Осмотром трупа было установлено, что Побединский убит двумя выстрелами из гладкоствольного ружья. Под трупом, лежавшим в канаве, обнаружили бумажный пыж с написанным на нем фиолетовыми чернилами словом "кор" и пыж из серого войлока. В 8 м от трупа нашли еще три войлочных пыжа, два из которых были облиты стеарином.
   В 15 м от трупа на земле лежала небольшая деревянная лопата, изготовленная из одной доски. Посредине лопаты были хорошо заметны полоса и отверстие с явными следами ржавчины по окружности. По этим признакам можно было предположить, что доска, из которой была изготовлена лопата,- от забора, отверстие - от гвоздя, а полоса - от рейки, к которой доска была прибита. На лопате виднелись продольные выпуклые линии, - по-видимому, следы, оставленные орудием при ее изготовлении.
   В 50 м от места обнаружения трупа находился посев картофеля, на котором обнаружили следы копки картофеля лопатой, и льняной мешок с двумя черными полосами посредине и обгоревшими краями, в котором было около 5 кг картофеля.
   Для того чтобы сократить круг лиц, среди которых следовало искать убийцу, решено было посоветоваться со специалистами по вопросам снаряжения патронов, пыжи от которых были обнаружены на месте убийства. Специалисты заявили, что ни в коем случае не разрешается закрывать дробь или картечь в снаряженном патроне войлочным пыжом, а затем заливать стеарином. Пыж должен быть из тонкого картона, так как войлочный пыж мешает правильному полету дроби или картечи. Стеарин при этом должен заливаться не по всей поверхности пыжа, а в виде тонкого ободка.
   Возникла версия, что убийцей Побединского был человек, не имеющий элементарных охотничьих навыков. Выявленный в ходе расследования оперативно-розыскными мероприятиями свидетель Сугак показал, что в день обнаружения трупа в 1 км от места убийства он видел неизвестного гражданина с ружьем, ехавшего не велосипеде со стороны убийства к городу. Сугак описал приметы этого человека, его одежду и заявил, что может его опознать. По указанным свидетелем приметам был установлен некий К., в доме которого немедленно произвели обыск: осмотрели также заборы вблизи строений, принадлежащих К.

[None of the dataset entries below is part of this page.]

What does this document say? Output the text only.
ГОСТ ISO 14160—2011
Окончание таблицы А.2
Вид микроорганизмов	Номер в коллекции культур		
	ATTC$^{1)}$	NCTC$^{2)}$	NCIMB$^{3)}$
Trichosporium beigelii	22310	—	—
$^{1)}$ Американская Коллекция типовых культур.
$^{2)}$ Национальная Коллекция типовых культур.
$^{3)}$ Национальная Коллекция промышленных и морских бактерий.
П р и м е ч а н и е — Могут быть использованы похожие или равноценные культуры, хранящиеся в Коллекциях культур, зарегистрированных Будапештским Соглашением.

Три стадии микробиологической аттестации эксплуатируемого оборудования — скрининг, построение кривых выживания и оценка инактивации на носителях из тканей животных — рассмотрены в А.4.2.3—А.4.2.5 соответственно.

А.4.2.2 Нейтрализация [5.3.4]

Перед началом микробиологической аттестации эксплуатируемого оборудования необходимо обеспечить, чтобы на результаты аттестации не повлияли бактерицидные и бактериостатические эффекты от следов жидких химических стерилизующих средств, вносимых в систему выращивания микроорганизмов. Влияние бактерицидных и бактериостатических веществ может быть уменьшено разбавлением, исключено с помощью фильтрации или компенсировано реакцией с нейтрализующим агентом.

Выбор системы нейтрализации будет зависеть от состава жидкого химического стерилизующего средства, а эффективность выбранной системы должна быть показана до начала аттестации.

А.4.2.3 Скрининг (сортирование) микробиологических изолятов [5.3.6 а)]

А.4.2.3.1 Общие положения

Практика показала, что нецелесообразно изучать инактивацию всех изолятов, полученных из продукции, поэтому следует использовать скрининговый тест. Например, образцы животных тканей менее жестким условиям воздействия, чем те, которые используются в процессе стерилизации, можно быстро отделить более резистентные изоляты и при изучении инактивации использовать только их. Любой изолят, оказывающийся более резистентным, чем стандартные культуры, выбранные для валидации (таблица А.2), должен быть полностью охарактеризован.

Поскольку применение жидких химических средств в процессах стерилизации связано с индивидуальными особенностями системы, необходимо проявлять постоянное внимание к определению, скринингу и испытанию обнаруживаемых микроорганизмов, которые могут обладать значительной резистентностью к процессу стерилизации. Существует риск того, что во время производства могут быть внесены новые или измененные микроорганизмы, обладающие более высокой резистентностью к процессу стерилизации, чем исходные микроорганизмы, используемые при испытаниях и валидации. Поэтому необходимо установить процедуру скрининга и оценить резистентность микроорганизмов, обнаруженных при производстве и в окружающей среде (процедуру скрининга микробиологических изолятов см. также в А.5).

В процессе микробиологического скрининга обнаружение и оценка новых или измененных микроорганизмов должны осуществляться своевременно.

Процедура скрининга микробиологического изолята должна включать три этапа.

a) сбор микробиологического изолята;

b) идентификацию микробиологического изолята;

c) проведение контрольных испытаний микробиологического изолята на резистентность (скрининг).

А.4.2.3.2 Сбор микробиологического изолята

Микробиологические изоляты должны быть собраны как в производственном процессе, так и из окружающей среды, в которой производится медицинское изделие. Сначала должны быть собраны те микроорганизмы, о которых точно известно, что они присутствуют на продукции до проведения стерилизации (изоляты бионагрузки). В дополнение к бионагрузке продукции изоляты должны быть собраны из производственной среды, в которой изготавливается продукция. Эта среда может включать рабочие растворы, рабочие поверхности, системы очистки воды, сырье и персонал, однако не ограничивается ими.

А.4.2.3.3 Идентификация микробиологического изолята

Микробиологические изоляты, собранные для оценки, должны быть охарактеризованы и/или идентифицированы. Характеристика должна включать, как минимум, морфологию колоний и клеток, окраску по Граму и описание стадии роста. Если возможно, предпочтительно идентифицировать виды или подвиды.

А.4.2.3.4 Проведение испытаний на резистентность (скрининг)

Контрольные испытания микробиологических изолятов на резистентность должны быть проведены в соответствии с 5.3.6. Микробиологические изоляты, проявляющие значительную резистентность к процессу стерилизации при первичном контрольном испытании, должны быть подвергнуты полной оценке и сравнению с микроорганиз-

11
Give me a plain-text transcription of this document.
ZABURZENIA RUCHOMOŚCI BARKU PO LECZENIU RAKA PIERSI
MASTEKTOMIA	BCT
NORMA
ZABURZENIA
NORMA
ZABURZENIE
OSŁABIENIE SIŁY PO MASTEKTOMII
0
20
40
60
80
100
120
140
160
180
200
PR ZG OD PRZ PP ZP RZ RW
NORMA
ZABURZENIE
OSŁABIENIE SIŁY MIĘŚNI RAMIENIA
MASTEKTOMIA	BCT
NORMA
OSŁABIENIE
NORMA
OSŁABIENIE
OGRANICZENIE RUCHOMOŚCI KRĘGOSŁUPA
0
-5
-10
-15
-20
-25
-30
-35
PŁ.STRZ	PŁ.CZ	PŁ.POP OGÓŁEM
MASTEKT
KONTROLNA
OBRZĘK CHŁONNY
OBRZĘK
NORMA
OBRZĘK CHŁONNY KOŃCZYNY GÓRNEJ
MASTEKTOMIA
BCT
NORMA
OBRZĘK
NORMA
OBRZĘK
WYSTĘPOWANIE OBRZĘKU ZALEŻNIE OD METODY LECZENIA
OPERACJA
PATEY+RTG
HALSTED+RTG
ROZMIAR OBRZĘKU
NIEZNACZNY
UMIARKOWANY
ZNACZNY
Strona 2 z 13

   При обыске в доме К. были найдены кусочки войлока для пыжей, картечь, дробь и порох, снаряженный патрон, на бумажном пыже которого фиолетовыми чернилами было написано слово "кор". Под бумажным пыжом в патроне оказался войлочный пыж, залитый стеарином, а под ним - дробь.
   В сарае, принадлежавшем К., обнаружили лопату, изготовленную из доски, 17 снаряженных патронов с надписанным фиолетовыми чернилами словом "кор", двуствольное ружье, кусок мешковины с прожженными отверстиями, сходной с тканью мешка, обнаруженного на месте убийства, топор, а возле сарая - щепу от досок. При осмотре нашли и то место в заборе, где отсутствовала доска, из которой как предполагалось, были изготовлены обе лопаты.
   Все это дало основание заподозрить К. в причастности к убийству и задержать его. На ногах у К. оказались портянки из мешковины с обгоревшими краями.
    Проведенными по делу экспертизами было установлено:
   а) куски мешковины, обнаруженные в сарае и на ногах К., составляют одно целое с мешком, найденным на месте убийства;
   б) щепки, обнаруженные возле сарая К., отделены от лопаты, найденной на месте убийства, при ее изготовлении;
   в) лопата из сарая К. и лопата с места убийства изготовлены одним и тем же топором, который нашли в сарае К.;
   г) слово "кор", написанное на пыже с места убийства, выполнено К.;
   д) серый пыж, обнаруженный на месте убийства по составу волокон однороден с пыжами снаряженных патронов, найденных у К.;
   е) извлеченные из трупа Побединского дробь и картечь по своему химическому составу соответствуют дроби и картечи в снаряженных патронах, найденных у К.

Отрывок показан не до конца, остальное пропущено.